Acknowledgments

A book about funding the work of others owes its own debts, and they are many.

The Practitioners and Teachers

This book stands on the shoulders of the grant writing educators who refused to keep the craft a secret. Ellen Karsh and Arlen Sue Fox, whose The Only Grant-Writing Book You'll Ever Need made the nonprofit proposal approachable for a generation of overworked development staff. Stephen Russell and David Morrison, whose Grant Application Writer's Workbook dissected the NIH proposal with a precision that taught countless investigators to think like reviewers. Tori O'Neal-McElrath, whose Winning Grants Step by Step gave small organizations a path through the foundation process. Andy Robinson, Cheryl Carter New and James Aaron Quick, and the many workshop leaders whose handouts have circulated, photocopied and beloved, through nonprofit offices and university research-development units for decades. We have tried to gather what they taught separately into a single place.

The Funders Who Teach in the Open

An enormous amount of what a grant writer needs to know is published by the funders themselves, and the people who write that guidance deserve credit. The program officers at NIH, NSF, and the federal agencies who answer the phone, hold pre-application webinars, and publish detailed instructions are the most underused resource in the field. The staff of community and private foundations who write candid guidelines and take exploratory calls make the relationship-driven world of philanthropy navigable. The reference librarians and the staff behind Candid (formerly the Foundation Center and GuideStar), Grants.gov, NIH RePORTER, and the NSF Award Search built the public infrastructure that makes funder research possible at all.

The Research on How Funding Really Works

Our treatment of reviewer behavior and the realities of the funding system is informed by a growing body of research on peer review and grant allocation: studies of inter-reviewer reliability in study sections, analyses of how success rates and resubmission affect careers, and the open work of organizations studying equity in funding. Where this book makes empirical claims about how review works, we have tried to ground them in that literature or to attribute them honestly as the accumulated experience of practitioners.

The Reviewers' Perspective

Every grant writer becomes a better writer the first time they serve on a review panel. We are grateful to the institutions and funders who invite working professionals and researchers onto their panels, and to the colleagues who have described — candidly, and sometimes ruefully — what it is actually like to read forty proposals in a weekend. Much of the most useful advice in this book comes from that vantage point: not "here is what to write," but "here is what it feels like to read what you wrote."

The Open-Source and Open-Education Movement

This book is free because a community of people believe educational materials should be. It is built with mdBook, the open-source publishing tool, and released under a Creative Commons license in the spirit of the open textbook movement. We are grateful to the DataField.Dev project and the broader open-education community for the conviction that the knowledge required to fund good work should not itself sit behind a paywall.

The Reader

Finally, we acknowledge you — the researcher, the nonprofit professional, the teacher, the artist, the organizer, the founder, the administrator — who picked up a free book to learn a hard skill so you can fund work that matters. The willingness to face the blank page, to absorb a rejection and try again, and to ask for what your mission needs is what gives this book its purpose. Every chapter was written with you, and a real deadline, in mind.
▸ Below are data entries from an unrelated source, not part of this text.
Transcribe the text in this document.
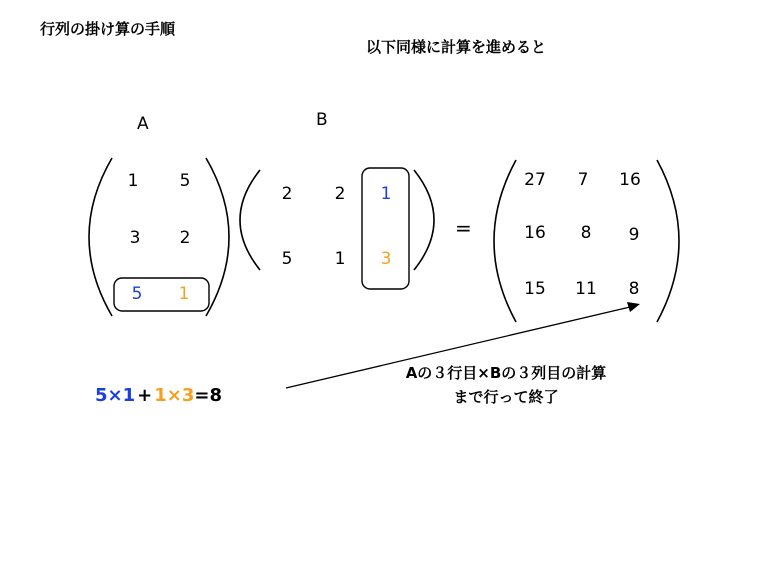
行列の掛け算の手順
以下同様に計算を進めると
A	B
1	5
3	2
5	1
2	2	1
5	1	3
=
27	7	16
16	8	9
15	11	8
5×1 + 1×3=8
Aの３行目×Bの３列目の計算
まで行って終了
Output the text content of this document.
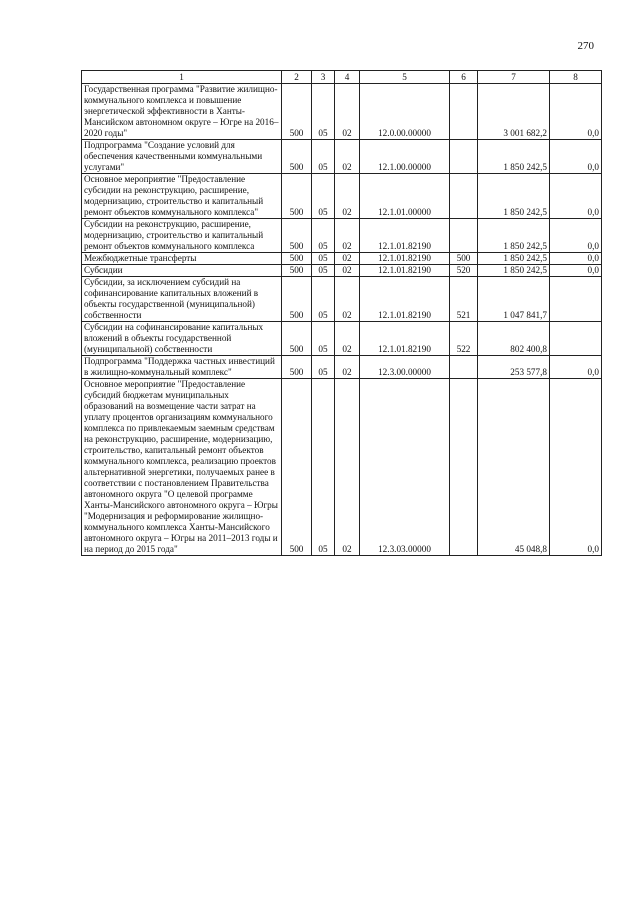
270
1	2	3	4	5	6	7	8
Государственная программа "Развитие жилищно-коммунального комплекса и повышение энергетической эффективности в Ханты-Мансийском автономном округе – Югре на 2016–2020 годы"	500	05	02	12.0.00.00000		3 001 682,2	0,0
Подпрограмма "Создание условий для обеспечения качественными коммунальными услугами"	500	05	02	12.1.00.00000		1 850 242,5	0,0
Основное мероприятие "Предоставление субсидии на реконструкцию, расширение, модернизацию, строительство и капитальный ремонт объектов коммунального комплекса"	500	05	02	12.1.01.00000		1 850 242,5	0,0
Субсидии на реконструкцию, расширение, модернизацию, строительство и капитальный ремонт объектов коммунального комплекса	500	05	02	12.1.01.82190		1 850 242,5	0,0
Межбюджетные трансферты	500	05	02	12.1.01.82190	500	1 850 242,5	0,0
Субсидии	500	05	02	12.1.01.82190	520	1 850 242,5	0,0
Субсидии, за исключением субсидий на софинансирование капитальных вложений в объекты государственной (муниципальной) собственности	500	05	02	12.1.01.82190	521	1 047 841,7	
Субсидии на софинансирование капитальных вложений в объекты государственной (муниципальной) собственности	500	05	02	12.1.01.82190	522	802 400,8	
Подпрограмма "Поддержка частных инвестиций в жилищно-коммунальный комплекс"	500	05	02	12.3.00.00000		253 577,8	0,0
Основное мероприятие "Предоставление субсидий бюджетам муниципальных образований на возмещение части затрат на уплату процентов организациям коммунального комплекса по привлекаемым заемным средствам на реконструкцию, расширение, модернизацию, строительство, капитальный ремонт объектов коммунального комплекса, реализацию проектов альтернативной энергетики, получаемых ранее в соответствии с постановлением Правительства автономного округа "О целевой программе Ханты-Мансийского автономного округа – Югры "Модернизация и реформирование жилищно-коммунального комплекса Ханты-Мансийского автономного округа – Югры на 2011–2013 годы и на период до 2015 года"	500	05	02	12.3.03.00000		45 048,8	0,0
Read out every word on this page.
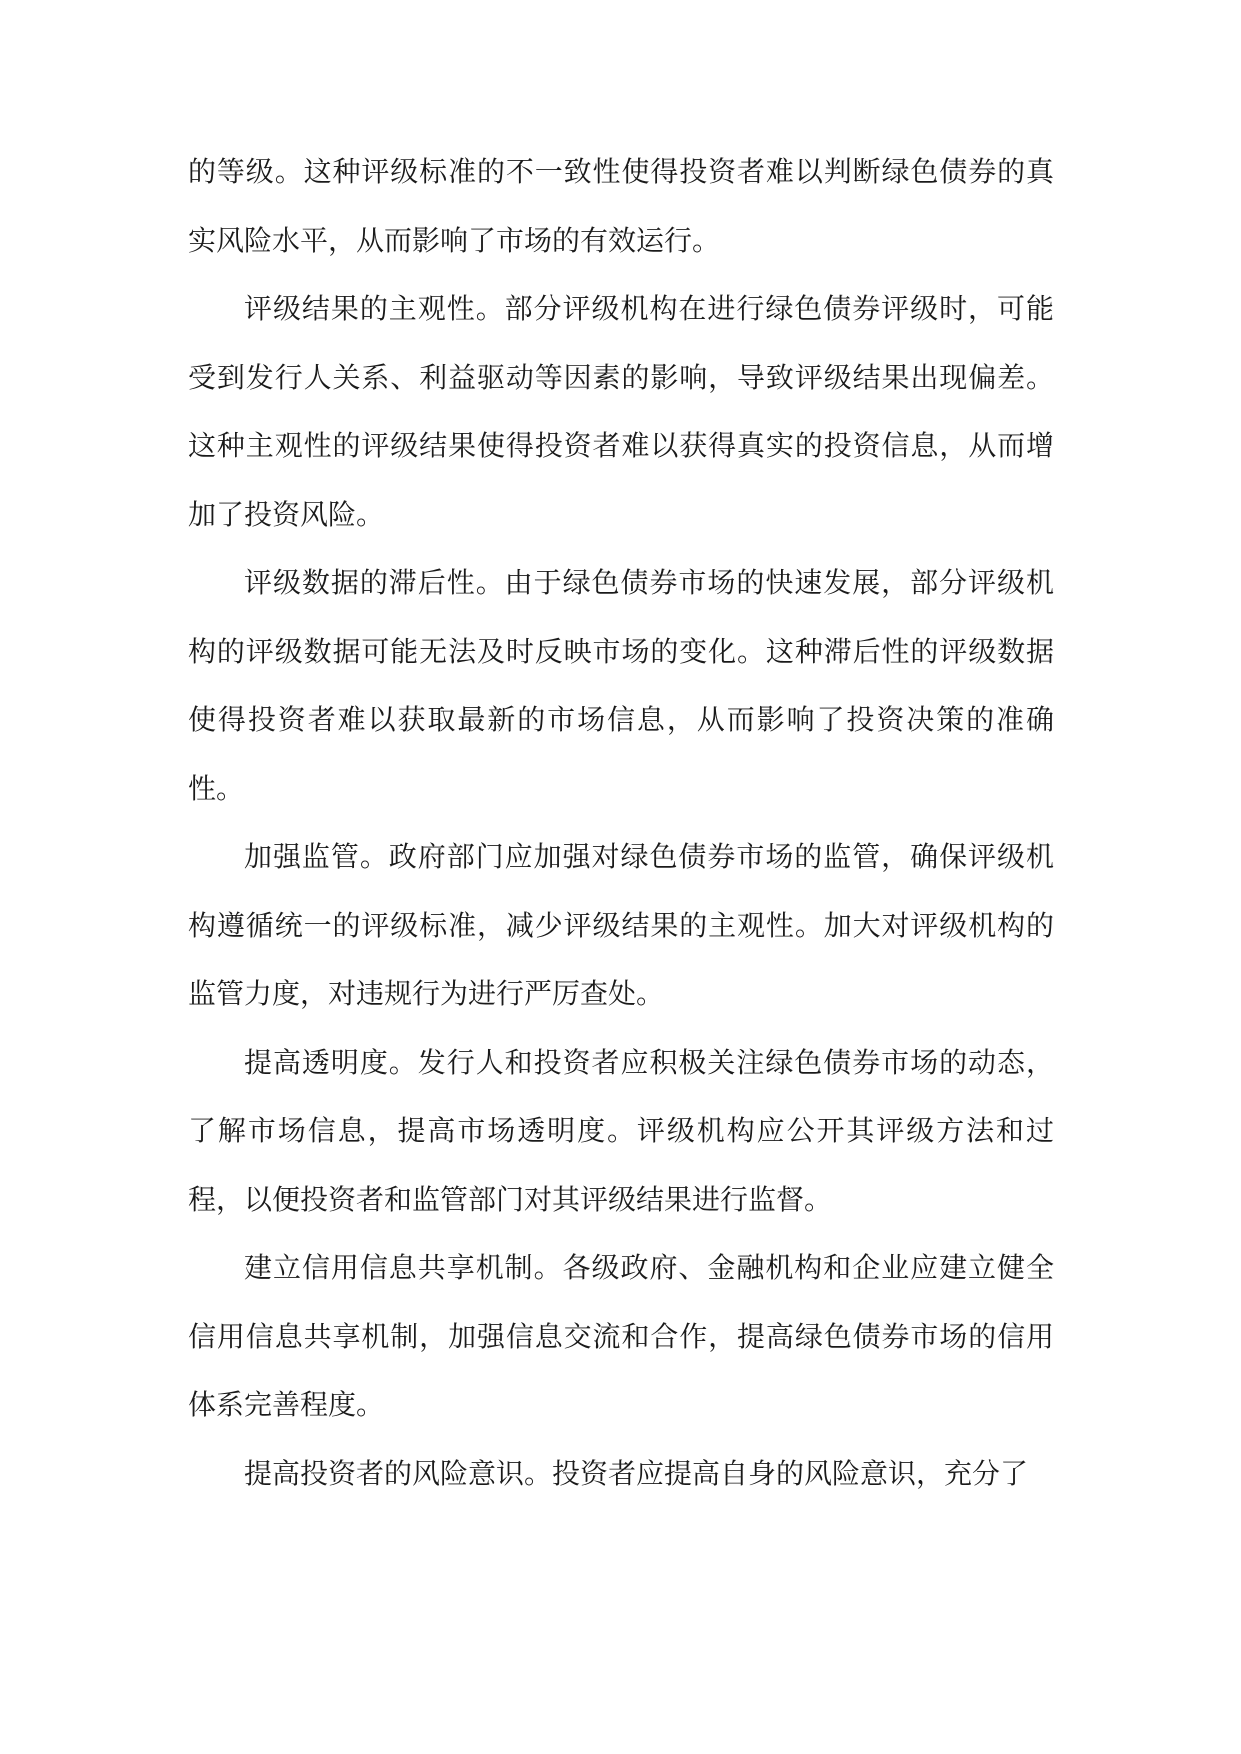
的等级。这种评级标准的不一致性使得投资者难以判断绿色债券的真实风险水平，从而影响了市场的有效运行。

评级结果的主观性。部分评级机构在进行绿色债券评级时，可能受到发行人关系、利益驱动等因素的影响，导致评级结果出现偏差。这种主观性的评级结果使得投资者难以获得真实的投资信息，从而增加了投资风险。

评级数据的滞后性。由于绿色债券市场的快速发展，部分评级机构的评级数据可能无法及时反映市场的变化。这种滞后性的评级数据使得投资者难以获取最新的市场信息，从而影响了投资决策的准确性。

加强监管。政府部门应加强对绿色债券市场的监管，确保评级机构遵循统一的评级标准，减少评级结果的主观性。加大对评级机构的监管力度，对违规行为进行严厉查处。

提高透明度。发行人和投资者应积极关注绿色债券市场的动态，了解市场信息，提高市场透明度。评级机构应公开其评级方法和过程，以便投资者和监管部门对其评级结果进行监督。

建立信用信息共享机制。各级政府、金融机构和企业应建立健全信用信息共享机制，加强信息交流和合作，提高绿色债券市场的信用体系完善程度。

提高投资者的风险意识。投资者应提高自身的风险意识，充分了
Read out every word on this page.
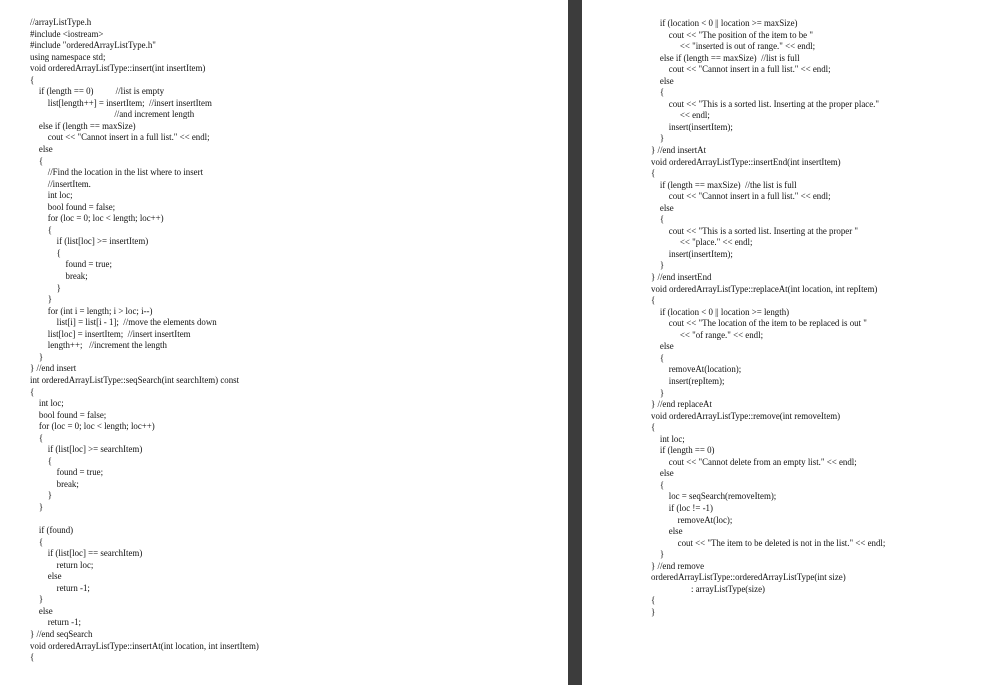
//arrayListType.h
#include <iostream>
#include "orderedArrayListType.h"
using namespace std;
void orderedArrayListType::insert(int insertItem)
{
if (length == 0)          //list is empty
list[length++] = insertItem;  //insert insertItem
//and increment length
else if (length == maxSize)
cout << "Cannot insert in a full list." << endl;
else
{
//Find the location in the list where to insert
//insertItem.
int loc;
bool found = false;
for (loc = 0; loc < length; loc++)
{
if (list[loc] >= insertItem)
{
found = true;
break;
}
}
for (int i = length; i > loc; i--)
list[i] = list[i - 1];  //move the elements down
list[loc] = insertItem;  //insert insertItem
length++;   //increment the length
}
} //end insert
int orderedArrayListType::seqSearch(int searchItem) const
{
int loc;
bool found = false;
for (loc = 0; loc < length; loc++)
{
if (list[loc] >= searchItem)
{
found = true;
break;
}
}

if (found)
{
if (list[loc] == searchItem)
return loc;
else
return -1;
}
else
return -1;
} //end seqSearch
void orderedArrayListType::insertAt(int location, int insertItem)
{
if (location < 0 || location >= maxSize)
cout << "The position of the item to be "
<< "inserted is out of range." << endl;
else if (length == maxSize)  //list is full
cout << "Cannot insert in a full list." << endl;
else
{
cout << "This is a sorted list. Inserting at the proper place."
<< endl;
insert(insertItem);
}
} //end insertAt
void orderedArrayListType::insertEnd(int insertItem)
{
if (length == maxSize)  //the list is full
cout << "Cannot insert in a full list." << endl;
else
{
cout << "This is a sorted list. Inserting at the proper "
<< "place." << endl;
insert(insertItem);
}
} //end insertEnd
void orderedArrayListType::replaceAt(int location, int repItem)
{
if (location < 0 || location >= length)
cout << "The location of the item to be replaced is out "
<< "of range." << endl;
else
{
removeAt(location);
insert(repItem);
}
} //end replaceAt
void orderedArrayListType::remove(int removeItem)
{
int loc;
if (length == 0)
cout << "Cannot delete from an empty list." << endl;
else
{
loc = seqSearch(removeItem);
if (loc != -1)
removeAt(loc);
else
cout << "The item to be deleted is not in the list." << endl;
}
} //end remove
orderedArrayListType::orderedArrayListType(int size)
: arrayListType(size)
{
}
A note on the examples. The grant proposals, budgets, organizations, dollar figures, and reviewer comments used as worked examples throughout this book are either drawn from cited public sources or are composite constructions created for teaching. Composite examples do not depict any real person, organization, or funded project. Funder names, mechanisms, and review criteria are described from public guidance that changes over time; always verify current requirements with the funder before you submit.